The big problem I always had with Hackmaster is the absolutly rediculous amouts of work that the DM has to put into it, from tracking the most insignificant of alignment violations to two or three hours it may take to roll up a fully statted NPC. I mean even rolling on the percentage chance for every barmaid that the PC with the Male Pattern Baldness flaw encounters to determine if she finds him more or less attractive takes time.
 

Agreed Imperialus, I think it suffers from the same thing 3E D&D does, in that because it layers on the customisation goodies for players, there needs to be abbreviated set of character generation rules for NPCs. DMs do that anyway by ignoring skills and feats and whatnot because they have to, but the rulebooks should support it explicitly a lot more fully (beyond those tables in the front of the DMG, for instance) because That's The Way The Game Is Played.
 

Imperialus said:
The big problem I always had with Hackmaster is the absolutly rediculous amouts of work that the DM has to put into it, from tracking the most insignificant of alignment violations to two or three hours it may take to roll up a fully statted NPC. I mean even rolling on the percentage chance for every barmaid that the PC with the Male Pattern Baldness flaw encounters to determine if she finds him more or less attractive takes time.

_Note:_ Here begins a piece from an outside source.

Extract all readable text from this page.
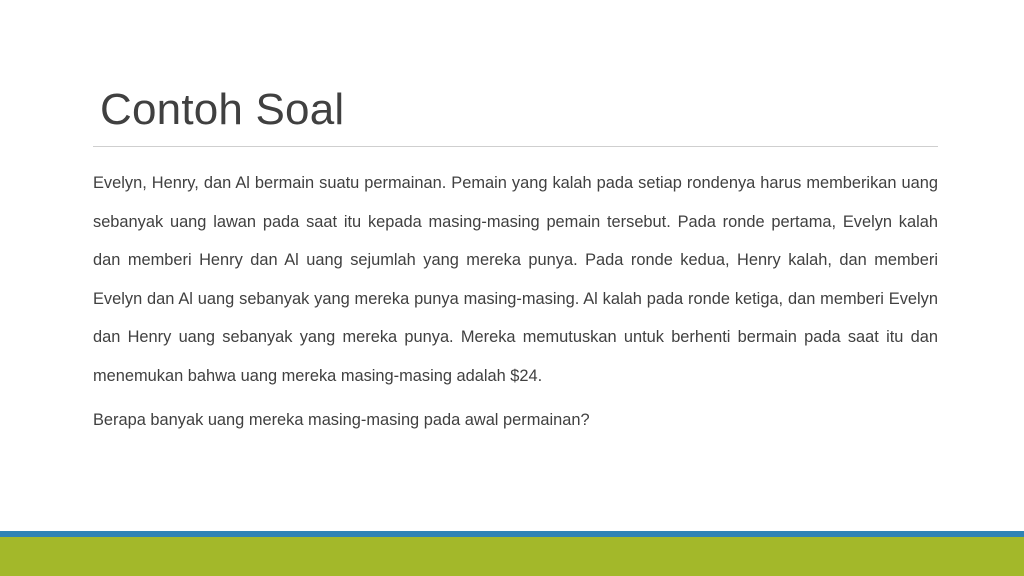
Contoh Soal

Evelyn, Henry, dan Al bermain suatu permainan. Pemain yang kalah pada setiap rondenya harus memberikan uang sebanyak uang lawan pada saat itu kepada masing-masing pemain tersebut. Pada ronde pertama, Evelyn kalah dan memberi Henry dan Al uang sejumlah yang mereka punya. Pada ronde kedua, Henry kalah, dan memberi Evelyn dan Al uang sebanyak yang mereka punya masing-masing. Al kalah pada ronde ketiga, dan memberi Evelyn dan Henry uang sebanyak yang mereka punya. Mereka memutuskan untuk berhenti bermain pada saat itu dan menemukan bahwa uang mereka masing-masing adalah $24.

Berapa banyak uang mereka masing-masing pada awal permainan?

That is true, but there are ways to mitigate that, just as there are with other game systems. How many of us, as DMs, actually track encumbrance or spell components of PCs? I barely have time to properly flesh out the next adventure, let alone hassle with mundane crap that doesn't affect the story. The point is that, if you want the rules, they're there! In Hackmaster, I don't even track PC alignment during the game...but if they do something that I feel is an alignment infraction, I write it down and consider it later. As for making fully statted NPCs, it does take a long time...unless you have the Hackmaster Toolkit. It's a program created by a fan, and for 10 bucks, it was mine. I can create a fully statted NPC in minutes flat. In truth though, making a fully statted NPC takes me only slightly less time in D&D than it does Hackmaster, without the program. The only significant difference in Hackmaster for character creation is the character background info, and quirks & flaws (which doesn't really take much more time).

I think the game system can seem a little overwhelming at first. I had a player of my own (Tewligan, a long-standing player in my regular weekly D&D campaign) join us for the monthly Hackmaster session. After the 2nd game, he got discouraged with all of the rules and poo-ed his drawers about it. So, we changed his dirty diaper, slapped some talcum powder on his rump, and sent him home. :D

Seriously, Tewligan still games with us for the weekly D&D, but he just didn't like all of the rules in Hackmaster (I think he was put off with the extensive background charts in character creation).